Mortgage markets improved last week as the U.S. debt ceiling debate continued on Capitol Hill. Bonds traded in a range Monday through Thursday before breaking higher Friday morning.
30-year fixed conforming mortgage rates improved in Florida last week, falling to levels just north the product’s all-time low set in November 2010.
5-year ARMs improved last week, too. The benchmark adjustable-rate mortgage’s average national rate is now tied with its all-time low, also set last November.
This week, the direction of mortgage rates depends on two events:
- The resolution of the U.S. debt ceiling debate, due Tuesday
- The July Non-Farm Payrolls report, due Friday
Mortgage rates will be volatile as markets grapple with the expectations for the above events, and their eventual outcomes.
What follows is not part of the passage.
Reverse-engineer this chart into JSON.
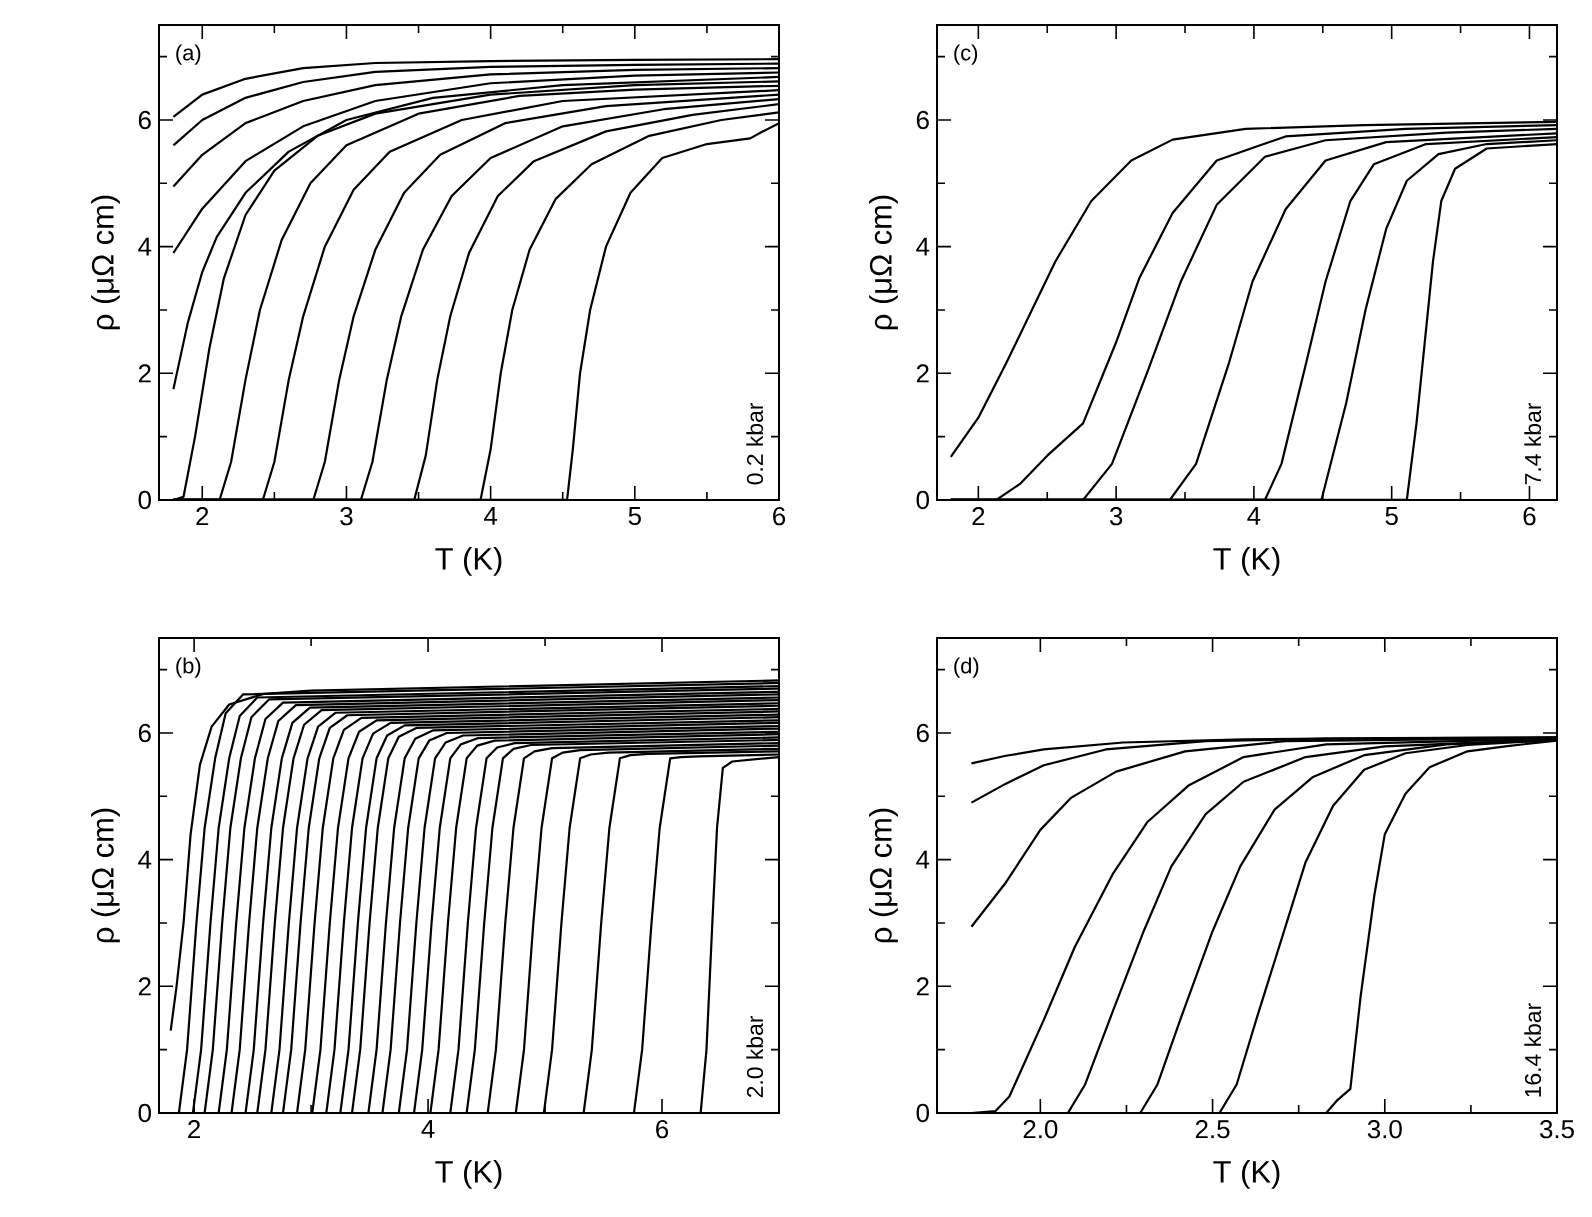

Sunday evening, for example, congressional leaders reached an agreement to raise the U.S. debt ceiling by $2.1 trillion, and to introduce $2.5 trillion in budget cuts within 10 years. The deal must pass Congress, however, and until it does, speculation will push mortgage rates around.
Friday’s jobs report should swing mortgage rates, too.
After starting the year strong, the 2011 jobs market has faded. Net new jobs have dropped 5 months in the row and the national Unemployment Rate is climbing. Weak job growth portends weak consumer spending and a weak economy — typically two outcomes that are good for mortgage rates.
Because of doubt cast by the debt ceiling debate, though, it’s too soon to know how Wall Street will react to the jobs data — strong or weak.
For now, mortgage rates remain low. They may fall further, or they may not. The “safe bet” is to lock.